El marchador vigués comenzó la cuenta atrás el pasado 1 de octubre. Diez meses para afinar la puesta a punto con el único fin de conseguir el pase en la Copa del Mundo del próximo mes de mayo y de afrontar después los 50 kilómetros marcha en la tercera semana del mes de agosto con las máximas garantías.

Por la gloria de Pekín Santi Pérez se ha montado cinco horas diarias en la bici de montaña por los senderos vigueses, dos horas en la piscina con series de hasta 1.500 metros y otras tantas de gimnasio con las pesas como elemento fundamental. Todo sin olvidarse de correr y marchar. Primero emulando a Alejandro Gómez como carga de trabajo. Ahora, marchando de un modo progresivo. De 190 kilómetros a la semana para arriba con un pico máximo de 260 en el mes de marzo. Y aunque parezca una cifra bestial no será el tope de su carrera. Ha llegado hasta la barrera de los 300 en sus años más mozos. «Cada vez entreno un poco menos y rindo más», asegura.

Lo más importante es que el organismo está respondido mejor que nunca y tanto a nivel físico como mental Santi Pérez se encuentra en el mejor momento. El cénit le ha llegado superada la treintena, algo normal en una prueba de fondo. «Puedo asegurar que me siento mejor que nunca. Estoy en un estado de forma fantástico y mentalmente con muchas ganas. Sinceramente pienso que puede ser un año importante para mí».

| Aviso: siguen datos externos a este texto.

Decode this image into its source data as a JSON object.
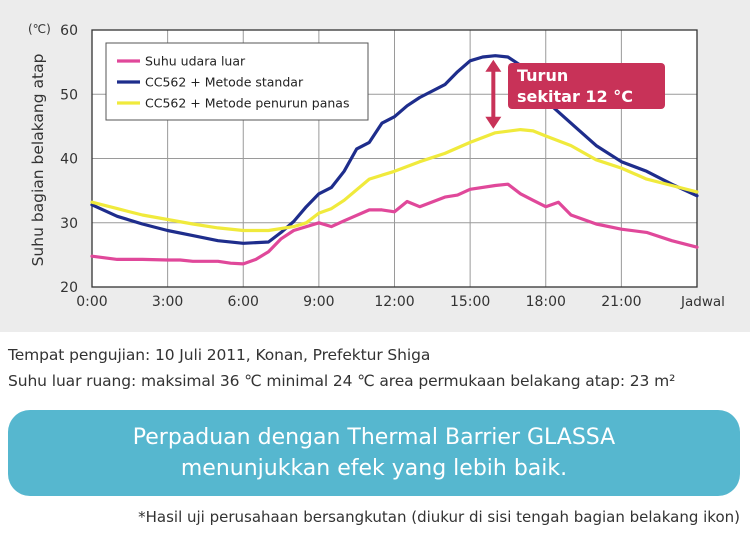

Porque su enfermedad del páncreas ha dejado de ser un problema. Sabe que siempre tendrá que vivir con ella, pero de otro modo: «La enfermedad está ahí y hay que saber convivir con ella, pero estamos paliando las consecuencias. Con medicación estamos suplementando la función del páncreas». El principal problema es la dificultad para almacenar glucógeno (la energía que consumen los atletas) «pero los eccemas pancreático que estoy tomando me van fantásticos». Una rígida dieta con carne y pescado a la plancha y nada de salsas en la pasta hace el resto.

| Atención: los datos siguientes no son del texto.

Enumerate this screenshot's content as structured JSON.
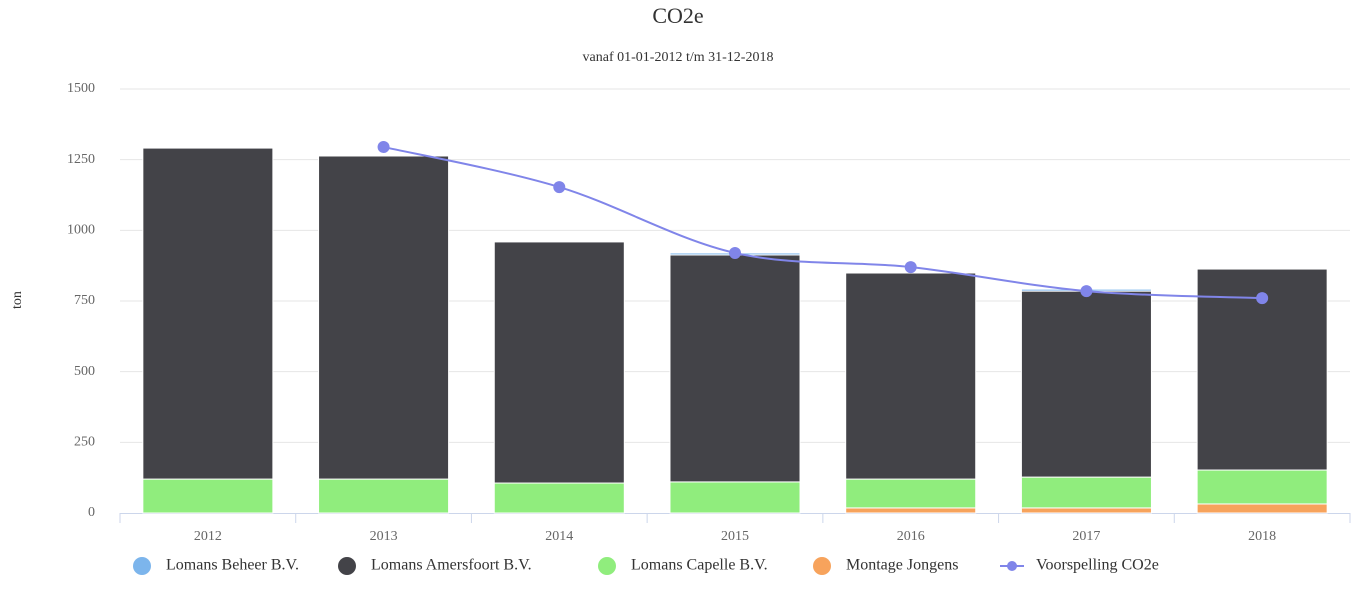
{
  "chart_data": {
    "type": "stacked-bar-line",
    "title": "CO2e",
    "subtitle": "vanaf 01-01-2012 t/m 31-12-2018",
    "y_label": "ton",
    "categories": [
      "2012",
      "2013",
      "2014",
      "2015",
      "2016",
      "2017",
      "2018"
    ],
    "series": [
      {
        "name": "Montage Jongens",
        "color": "#f7a35c",
        "values": [
          0,
          0,
          0,
          0,
          18,
          18,
          32
        ]
      },
      {
        "name": "Lomans Capelle B.V.",
        "color": "#90ed7d",
        "values": [
          120,
          120,
          106,
          110,
          102,
          109,
          120
        ]
      },
      {
        "name": "Lomans Amersfoort B.V.",
        "color": "#434348",
        "values": [
          1171,
          1143,
          853,
          803,
          729,
          658,
          711
        ]
      },
      {
        "name": "Lomans Beheer B.V.",
        "color": "#7cb5ec",
        "values": [
          0,
          0,
          0,
          7,
          0,
          7,
          0
        ]
      },
      {
        "name": "Voorspelling CO2e",
        "color": "#8085e9",
        "type": "line",
        "values": [
          null,
          1295,
          1153,
          920,
          870,
          785,
          760
        ]
      }
    ],
    "legend_order": [
      3,
      2,
      1,
      0,
      4
    ],
    "ylim": [
      0,
      1500
    ],
    "yticks": [
      0,
      250,
      500,
      750,
      1000,
      1250,
      1500
    ],
    "grid": true
  }
}
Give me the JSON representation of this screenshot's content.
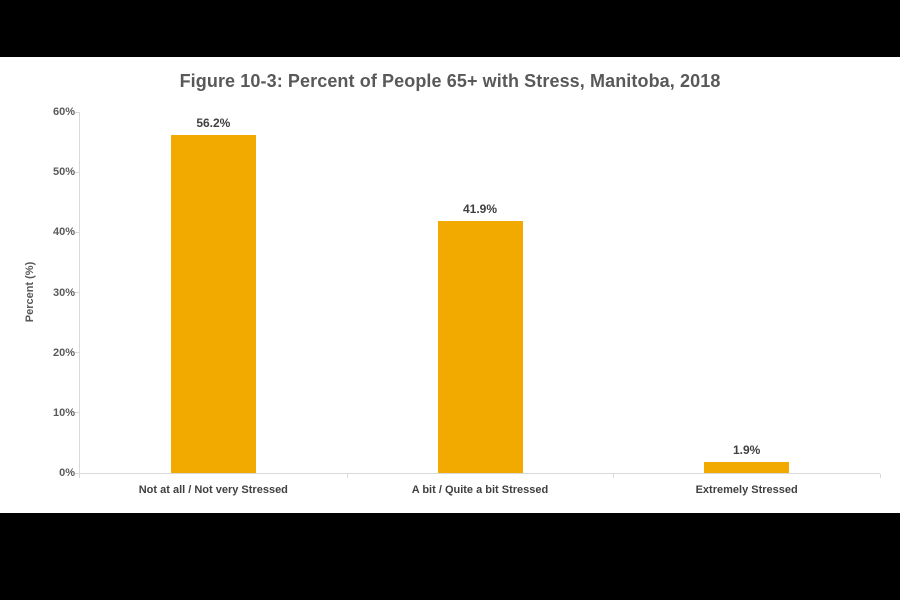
{
  "chart_data": {
    "type": "bar",
    "title": "Figure 10-3: Percent of People 65+ with Stress, Manitoba, 2018",
    "categories": [
      "Not at all / Not very Stressed",
      "A bit / Quite a bit Stressed",
      "Extremely Stressed"
    ],
    "values": [
      56.2,
      41.9,
      1.9
    ],
    "value_labels": [
      "56.2%",
      "41.9%",
      "1.9%"
    ],
    "xlabel": "",
    "ylabel": "Percent (%)",
    "ylim": [
      0,
      60
    ],
    "ytick_step": 10,
    "ytick_labels": [
      "0%",
      "10%",
      "20%",
      "30%",
      "40%",
      "50%",
      "60%"
    ],
    "grid": "off",
    "legend": "none",
    "colors": {
      "bar": "#F2A900",
      "title_text": "#595959",
      "label_text": "#404040",
      "axis_line": "#D9D9D9",
      "background": "#FFFFFF",
      "letterbox": "#000000"
    }
  }
}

La contaminación, el mayor hándicap en un circuito muy llano

Aunque pensar en la prueba del mes de agosto sea todavía prematuro, Santi Pérez ya tiene noticias de la contaminación que asola la capital china: «La polución va a ser el mayor hándicap. La contaminación allí es algo bestial. Va a ser perjudicial en cuanto a marcas y ritmos, pero en una Olimpiada lo que importa es el puesto. La polución va a ser igual para todos».

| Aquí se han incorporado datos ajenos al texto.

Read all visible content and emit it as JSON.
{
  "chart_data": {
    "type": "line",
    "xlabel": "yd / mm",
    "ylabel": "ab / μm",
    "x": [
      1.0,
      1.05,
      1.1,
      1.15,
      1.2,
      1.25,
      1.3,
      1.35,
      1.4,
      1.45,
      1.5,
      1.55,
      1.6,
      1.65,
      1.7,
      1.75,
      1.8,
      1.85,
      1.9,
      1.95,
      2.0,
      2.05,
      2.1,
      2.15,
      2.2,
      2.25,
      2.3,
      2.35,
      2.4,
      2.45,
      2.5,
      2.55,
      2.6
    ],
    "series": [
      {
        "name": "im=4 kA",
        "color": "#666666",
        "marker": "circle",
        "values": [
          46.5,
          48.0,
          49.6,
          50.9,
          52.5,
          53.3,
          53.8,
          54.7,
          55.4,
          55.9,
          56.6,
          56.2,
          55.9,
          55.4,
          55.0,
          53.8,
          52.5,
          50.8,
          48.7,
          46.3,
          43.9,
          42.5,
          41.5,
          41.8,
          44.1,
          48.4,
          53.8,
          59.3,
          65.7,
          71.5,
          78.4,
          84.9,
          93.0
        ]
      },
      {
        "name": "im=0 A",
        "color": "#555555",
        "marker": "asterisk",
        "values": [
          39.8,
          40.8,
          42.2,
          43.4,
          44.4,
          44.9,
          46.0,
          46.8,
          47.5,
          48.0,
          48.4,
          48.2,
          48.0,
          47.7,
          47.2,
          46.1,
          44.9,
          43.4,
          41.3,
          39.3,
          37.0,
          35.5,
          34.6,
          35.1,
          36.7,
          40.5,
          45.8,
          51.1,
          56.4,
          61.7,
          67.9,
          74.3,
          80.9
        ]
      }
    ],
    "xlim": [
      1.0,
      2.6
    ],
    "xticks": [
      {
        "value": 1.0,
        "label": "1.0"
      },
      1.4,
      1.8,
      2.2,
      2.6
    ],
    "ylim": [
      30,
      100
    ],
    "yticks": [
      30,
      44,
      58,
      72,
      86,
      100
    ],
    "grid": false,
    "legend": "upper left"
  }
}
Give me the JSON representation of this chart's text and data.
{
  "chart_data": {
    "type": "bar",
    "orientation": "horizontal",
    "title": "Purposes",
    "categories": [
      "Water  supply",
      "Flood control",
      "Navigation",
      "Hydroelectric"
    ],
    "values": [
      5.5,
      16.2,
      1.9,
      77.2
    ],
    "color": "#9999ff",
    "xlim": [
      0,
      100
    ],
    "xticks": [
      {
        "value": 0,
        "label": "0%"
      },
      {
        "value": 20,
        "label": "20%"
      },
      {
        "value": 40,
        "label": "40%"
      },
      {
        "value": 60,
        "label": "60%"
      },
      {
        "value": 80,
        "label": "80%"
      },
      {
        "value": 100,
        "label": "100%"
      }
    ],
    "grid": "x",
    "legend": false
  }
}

Preguntado por el circuito sabe que es muy llano. «Tengo una información básica y sé que es llano y rápido, pero a mi los circuitos no me gusta verlos hasta el día de la carrera. Lo importante aquí es el estado de forma de cada uno. Llegar bien».

Santi Pérez ya demostró en los primeros kilómetros del Mundial de Japón que puede codearse con los favoritos. Su salida en Osaka puede ser toda una premonición.